Julius Kien wurde in Uherský Ostroh, Mähren, als drittes von sechs Kindern geboren, seine Familie übersiedelte wahrscheinlich noch im 19. Jahrhundert nach Wien. Er war Inhaber einer Handelsagentur am heutigen Rooseveltplatz in Wien. Laut Vermögensanmeldung, die er aufgrund seiner jüdischen Herkunft gezwungen war, im Juli 1938 abzugeben, besaß Julius Kien ein Haus in Pötzleinsdorf, Wertpapiere, Barvermögen sowie darin nicht näher beschriebene Kunstgegenstände und Bilder. Einen Teil dieser Kunstgegenstände bewertete und übernahm der deutsche Kunsthändler Adolf Weinmüller zum Verkauf. Die Handelsagentur Julius Kien und Co. wurde am 30. November 1938 stillgelegt. Friedrich Röck, Direktor des Museums für Völkerkunde, informierte das Ministerium für innere und kulturelle Angelegenheiten am 10. März 1939, dass sich in Julius Kiens ethnographischer Sammlung zwei chinesische Begräbnisvasen aus der Sung-Zeit sowie ein Blumen-Hängetopf aus der Ming-Zeit befanden, die für die Ausfuhr gesperrt worden waren und vom bisherigen Besitzer dem Museum für Völkerkunde kostenlos überlassen würden. Am folgenden Tag erging ein Schreiben an Julius Kien, dass das Museum im Einvernehmen mit der Zentralstelle für Denkmalschutz die drei Objekte als Spende übernommen habe und gegen die Ausfuhr der übrigen ethnographischen Sammlungsgegenstände kein Bedenken vorliege. Im März 1939 floh Julius Kien über die Schweiz und London nach Sydney, Australien. Ende März 1939 bat die Direktion des Museums für Völkerkunde die Vermögensverkehrsstelle um Zustimmung zum freihändigen Ankauf der drei Objekte aus dem Eigentum von Julius Kien, zu einem Gesamtpreis von 700 Reichsmark. Ob die drei Gegenstände schlussendlich als Ankauf oder als Schenkung in den Bestand des Museums gelangten, ist den Dokumenten nicht zu entnehmen.

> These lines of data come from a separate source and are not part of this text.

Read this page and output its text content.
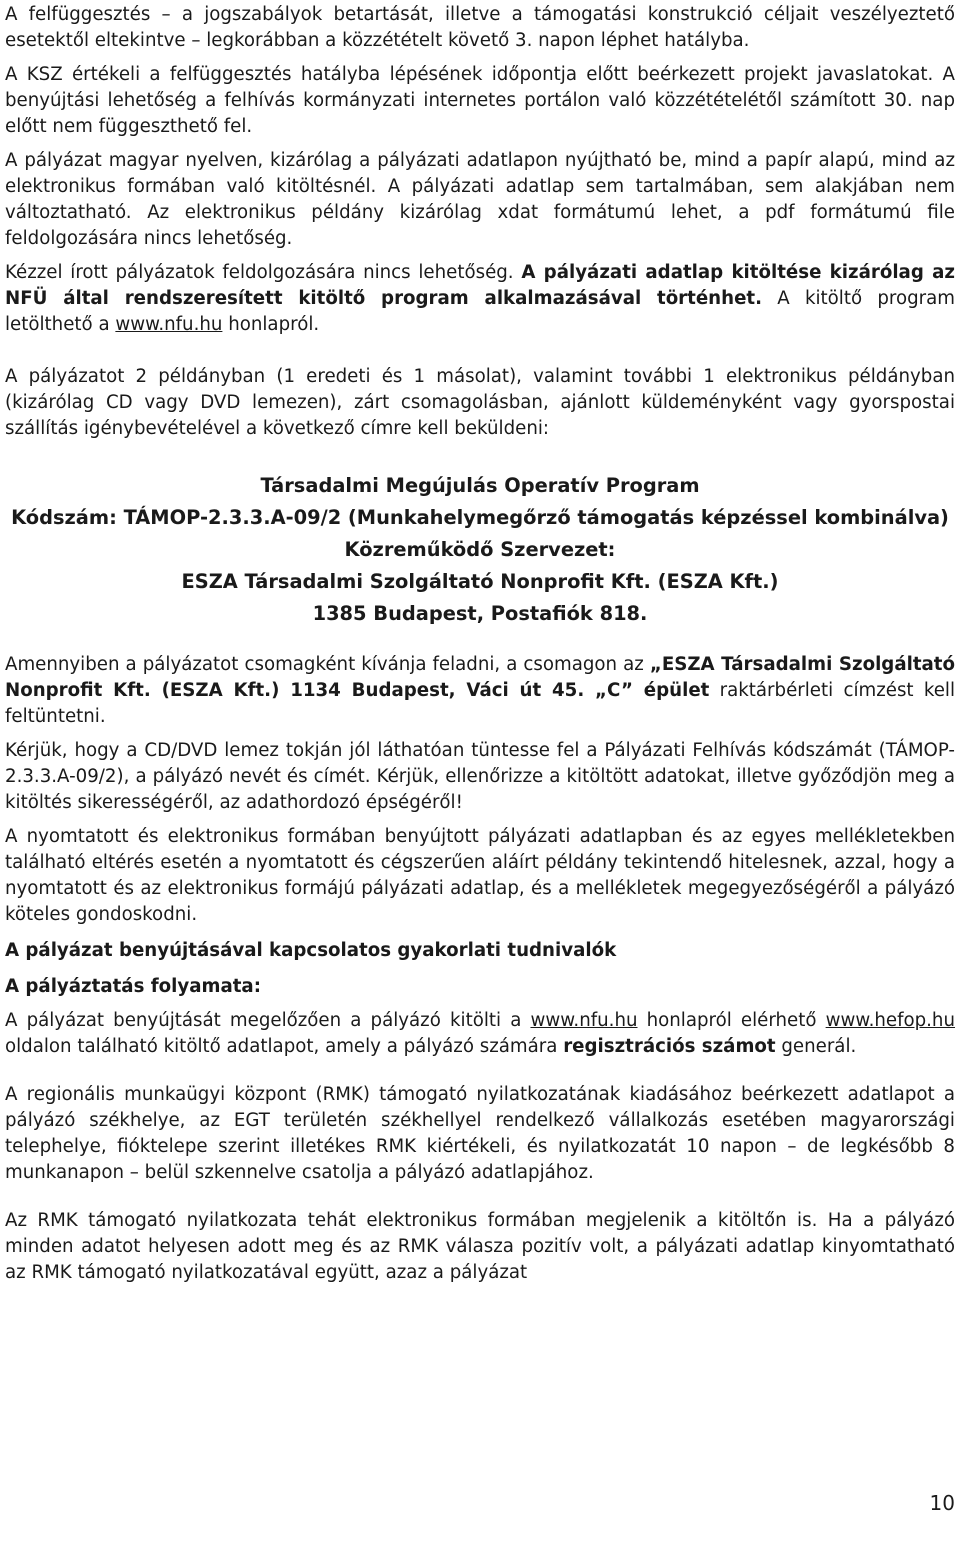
A felfüggesztés – a jogszabályok betartását, illetve a támogatási konstrukció céljait veszélyeztető esetektől eltekintve – legkorábban a közzétételt követő 3. napon léphet hatályba.

A KSZ értékeli a felfüggesztés hatályba lépésének időpontja előtt beérkezett projekt javaslatokat. A benyújtási lehetőség a felhívás kormányzati internetes portálon való közzétételétől számított 30. nap előtt nem függeszthető fel.

A pályázat magyar nyelven, kizárólag a pályázati adatlapon nyújtható be, mind a papír alapú, mind az elektronikus formában való kitöltésnél. A pályázati adatlap sem tartalmában, sem alakjában nem változtatható. Az elektronikus példány kizárólag xdat formátumú lehet, a pdf formátumú file feldolgozására nincs lehetőség.

Kézzel írott pályázatok feldolgozására nincs lehetőség. A pályázati adatlap kitöltése kizárólag az NFÜ által rendszeresített kitöltő program alkalmazásával történhet. A kitöltő program letölthető a www.nfu.hu honlapról.

A pályázatot 2 példányban (1 eredeti és 1 másolat), valamint további 1 elektronikus példányban (kizárólag CD vagy DVD lemezen), zárt csomagolásban, ajánlott küldeményként vagy gyorspostai szállítás igénybevételével a következő címre kell beküldeni:

Társadalmi Megújulás Operatív Program

Kódszám: TÁMOP-2.3.3.A-09/2 (Munkahelymegőrző támogatás képzéssel kombinálva)

Közreműködő Szervezet:

ESZA Társadalmi Szolgáltató Nonprofit Kft. (ESZA Kft.)

1385 Budapest, Postafiók 818.

Amennyiben a pályázatot csomagként kívánja feladni, a csomagon az „ESZA Társadalmi Szolgáltató Nonprofit Kft. (ESZA Kft.) 1134 Budapest, Váci út 45. „C” épület raktárbérleti címzést kell feltüntetni.

Kérjük, hogy a CD/DVD lemez tokján jól láthatóan tüntesse fel a Pályázati Felhívás kódszámát (TÁMOP-2.3.3.A-09/2), a pályázó nevét és címét. Kérjük, ellenőrizze a kitöltött adatokat, illetve győződjön meg a kitöltés sikerességéről, az adathordozó épségéről!

A nyomtatott és elektronikus formában benyújtott pályázati adatlapban és az egyes mellékletekben található eltérés esetén a nyomtatott és cégszerűen aláírt példány tekintendő hitelesnek, azzal, hogy a nyomtatott és az elektronikus formájú pályázati adatlap, és a mellékletek megegyezőségéről a pályázó köteles gondoskodni.

A pályázat benyújtásával kapcsolatos gyakorlati tudnivalók

A pályáztatás folyamata:

A pályázat benyújtását megelőzően a pályázó kitölti a www.nfu.hu honlapról elérhető www.hefop.hu oldalon található kitöltő adatlapot, amely a pályázó számára regisztrációs számot generál.

A regionális munkaügyi központ (RMK) támogató nyilatkozatának kiadásához beérkezett adatlapot a pályázó székhelye, az EGT területén székhellyel rendelkező vállalkozás esetében magyarországi telephelye, fióktelepe szerint illetékes RMK kiértékeli, és nyilatkozatát 10 napon – de legkésőbb 8 munkanapon – belül szkennelve csatolja a pályázó adatlapjához.

Az RMK támogató nyilatkozata tehát elektronikus formában megjelenik a kitöltőn is. Ha a pályázó minden adatot helyesen adott meg és az RMK válasza pozitív volt, a pályázati adatlap kinyomtatható az RMK támogató nyilatkozatával együtt, azaz a pályázat

10
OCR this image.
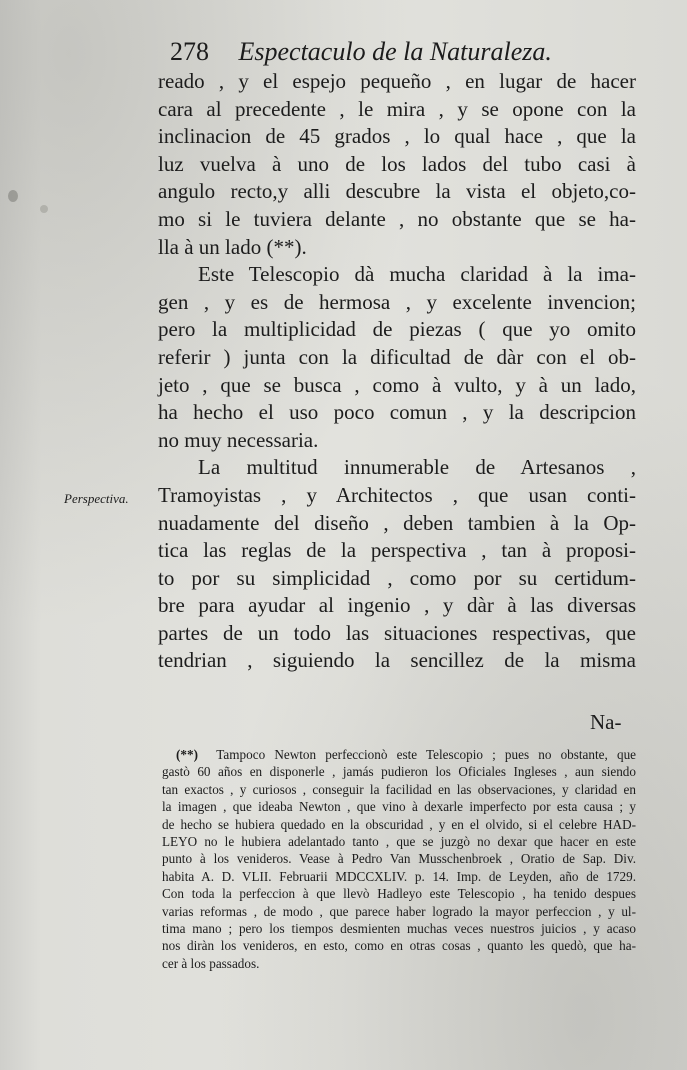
278 Espectaculo de la Naturaleza.
Perspectiva.
reado , y el espejo pequeño , en lugar de hacer
cara al precedente , le mira , y se opone con la
inclinacion de 45 grados , lo qual hace , que la
luz vuelva à uno de los lados del tubo casi à
angulo recto,y alli descubre la vista el objeto,co-
mo si le tuviera delante , no obstante que se ha-
lla à un lado (**).
Este Telescopio dà mucha claridad à la ima-
gen , y es de hermosa , y excelente invencion;
pero la multiplicidad de piezas ( que yo omito
referir ) junta con la dificultad de dàr con el ob-
jeto , que se busca , como à vulto, y à un lado,
ha hecho el uso poco comun , y la descripcion
no muy necessaria.
La multitud innumerable de Artesanos ,
Tramoyistas , y Architectos , que usan conti-
nuadamente del diseño , deben tambien à la Op-
tica las reglas de la perspectiva , tan à proposi-
to por su simplicidad , como por su certidum-
bre para ayudar al ingenio , y dàr à las diversas
partes de un todo las situaciones respectivas, que
tendrian , siguiendo la sencillez de la misma
Na-
(**) Tampoco Newton perfeccionò este Telescopio ; pues no obstante, que
gastò 60 años en disponerle , jamás pudieron los Oficiales Ingleses , aun siendo
tan exactos , y curiosos , conseguir la facilidad en las observaciones, y claridad en
la imagen , que ideaba Newton , que vino à dexarle imperfecto por esta causa ; y
de hecho se hubiera quedado en la obscuridad , y en el olvido, si el celebre HAD-
LEYO no le hubiera adelantado tanto , que se juzgò no dexar que hacer en este
punto à los venideros. Vease à Pedro Van Musschenbroek , Oratio de Sap. Div.
habita A. D. VLII. Februarii MDCCXLIV. p. 14. Imp. de Leyden, año de 1729.
Con toda la perfeccion à que llevò Hadleyo este Telescopio , ha tenido despues
varias reformas , de modo , que parece haber logrado la mayor perfeccion , y ul-
tima mano ; pero los tiempos desmienten muchas veces nuestros juicios , y acaso
nos diràn los venideros, en esto, como en otras cosas , quanto les quedò, que ha-
cer à los passados.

1970 meldeten die Kinder von Julius Kien, Hedwig Spiegel, née Kien (1903–1985), und Friedrich/Frederick Kien (1904–1998), erfolglos Anspruch bei der Finanzlandesdirektion für Wien, Niederösterreich und das Burgenland auf vier Kunstgegenstände an, die im Sonderdruck der Wiener Zeitung vom 2. September 1969 gemäß dem Ersten Kunst- und Kulturgutbereinigungsgesetz publiziert worden waren. Die angemeldeten Eigentumsansprüche standen allerdings nicht in Zusammenhang mit den drei 1939 durch das Museum für Völkerkunde erworbenen Objekten. Diese wurden erst im Zuge der systematischen Provenienzforschung in Folge des Kunstrückgabegesetzes von 1998 behandelt. So stellte sich heraus, dass Etta Becker-Donner, spätere Direktorin des Völkerkundemuseums, im Herbst 1946 auf dem Akt Kien vermerkt hatte, dass sie die Anmeldung dieser Erwerbungen nach der Vermögensentziehungs-Anmeldungsverordnung beabsichtigte, diese geschah aber offenbar nicht. Auf Basis der Ergebnisse der Provenienzrecherchen empfahl der Kunstrückgabebeirat 2001 die Restitution der beiden Begräbnisvasen sowie des Blumen-Hängetopfes durch das Museum für Völkerkunde an die ErbInnen nach Julius Kien, die 2006 erfolgte. Diese verkauften daraufhin die Objekte dem Museum und spendeten den Erlös der Gedenkstätte Yad Vashem.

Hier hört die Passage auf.